Maybe there could have been something going through the service that someone wanted to disrupt, though the computers are likely all over the world, so is difficult to trace and route who did it.
There are people who do get laughs out of taking down services and sites, no matter how popular, got to wonder why.

ghostrider
6th October 2012, 04:47
don't know if this is connected but, my wife's phone calls me whenever without her even removing the phone from her purse. My phone rings with a different ringer and it shouldn't, my wife called and it was someone else talking in with her on our conversation, we had to hang up and call again, weird ?? lots of static these days for a week or so. Co-workers saying the same problem phone just rings and the other end doesn't know they have called, listened to group conversations and they had no idea we were on the line. very weird stuff this week ...

Shamz
6th October 2012, 04:54
Hi Paul,

Yes it looks like it is a random attack of hacking...or not so random - in the sense these guys or Organizations are very sophisticated and they know exactly what they are doing. I have read many articles and research on these group of hackers...who would hack into any systems...even defence or NASA etc.. but most of them are in for making money - so they would hack into servers of companies providing basic service such as telephone, electricity, gas or other services. In many cases a regular customer will not even know about these hacks - as they deal with the companies directly - blackmailing them into giving thousands if not millions of dollars - in return they would not disclose how vulnerable their systems/servers are -- or they would hack SSN or credit card numbers saved on the servers and threatened to upload on websites if they don't pay them.
Very recently there are news about some people hacking into small business owners - getting all their customer data...sales data - and blackmailing them for thousands of dollars otherwise they will delete all this. These are just few examples.
Just be aware when you are online and don't click on anything which you don't trust. Never use your DEBIT/ATM card online - its your real money thats at stake
But for VOIP interruption of service - its more likely random or one of the above scenarios.

Much love

Paul
16th October 2012, 22:50
Dang - still a problem over a week later.

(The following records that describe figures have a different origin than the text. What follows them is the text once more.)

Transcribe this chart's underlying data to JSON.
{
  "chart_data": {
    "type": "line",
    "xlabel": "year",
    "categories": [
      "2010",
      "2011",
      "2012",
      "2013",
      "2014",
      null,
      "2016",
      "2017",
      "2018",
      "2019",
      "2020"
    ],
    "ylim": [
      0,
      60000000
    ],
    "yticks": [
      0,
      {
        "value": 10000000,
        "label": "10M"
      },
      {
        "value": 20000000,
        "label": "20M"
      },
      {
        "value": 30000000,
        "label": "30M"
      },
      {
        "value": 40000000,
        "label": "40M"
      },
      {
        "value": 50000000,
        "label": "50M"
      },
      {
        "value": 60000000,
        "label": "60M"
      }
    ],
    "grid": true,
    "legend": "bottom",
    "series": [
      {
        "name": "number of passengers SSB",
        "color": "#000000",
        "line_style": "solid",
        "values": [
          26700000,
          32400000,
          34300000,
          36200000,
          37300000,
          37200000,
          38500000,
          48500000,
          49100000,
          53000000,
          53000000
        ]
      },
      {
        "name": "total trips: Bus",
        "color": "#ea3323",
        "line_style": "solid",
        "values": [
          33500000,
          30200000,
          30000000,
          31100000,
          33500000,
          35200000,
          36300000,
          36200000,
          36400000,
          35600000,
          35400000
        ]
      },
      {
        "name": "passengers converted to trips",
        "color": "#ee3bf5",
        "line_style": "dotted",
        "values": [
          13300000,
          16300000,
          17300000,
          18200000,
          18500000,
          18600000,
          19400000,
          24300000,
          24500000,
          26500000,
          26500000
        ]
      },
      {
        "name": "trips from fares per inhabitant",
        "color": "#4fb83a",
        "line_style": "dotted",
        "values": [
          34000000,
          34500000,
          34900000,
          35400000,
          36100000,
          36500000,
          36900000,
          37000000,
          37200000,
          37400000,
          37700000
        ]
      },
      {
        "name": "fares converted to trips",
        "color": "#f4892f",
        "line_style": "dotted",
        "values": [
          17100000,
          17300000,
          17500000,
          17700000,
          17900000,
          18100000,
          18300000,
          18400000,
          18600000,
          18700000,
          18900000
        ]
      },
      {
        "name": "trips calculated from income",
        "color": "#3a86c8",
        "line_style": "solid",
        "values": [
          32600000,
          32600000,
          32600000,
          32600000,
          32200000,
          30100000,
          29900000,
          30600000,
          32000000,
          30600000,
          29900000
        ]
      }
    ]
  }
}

A recent twitter.com/callcentric post from earlier today:



ATTN: Due to renewed attacks this morning, services are negatively affected. 911 users please use backup solutions until further notice.

12:36 PM - 16 Oct 12

Voice quality of calls totally sucks -- dropouts of a half second per second.

But very little discussion of this on the Web -- a google search for the problem finds one meaningful discussion -- this Avalon thread :).

GetVOIP.com mentions the attack here: CallCentric Endures Sophisticated DDoS Attack (http://getvoip.com/news/2012/10/08/callcentric-endures-sophisticated-ddos-attack)

Cjay
17th October 2012, 01:19
Its probably a random attack, though who knows. DDoS attacks pretty annoying, does nothing much, is easily conducted if you know how, most sites and services recover after days.
Maybe there could have been something going through the service that someone wanted to disrupt, though the computers are likely all over the world, so is difficult to trace and route who did it.
There are people who do get laughs out of taking down services and sites, no matter how popular, got to wonder why.

DDoS attacks are not random, they are specifically targetted/co-ordinated attacks.

Paul
17th October 2012, 02:24
DDoS attacks are not random, they are specifically targetted/co-ordinated attacks.
They can be targeted from the point of view of the perpetrator, but random from a point of view of the clue deprived victim, ... at the same time :).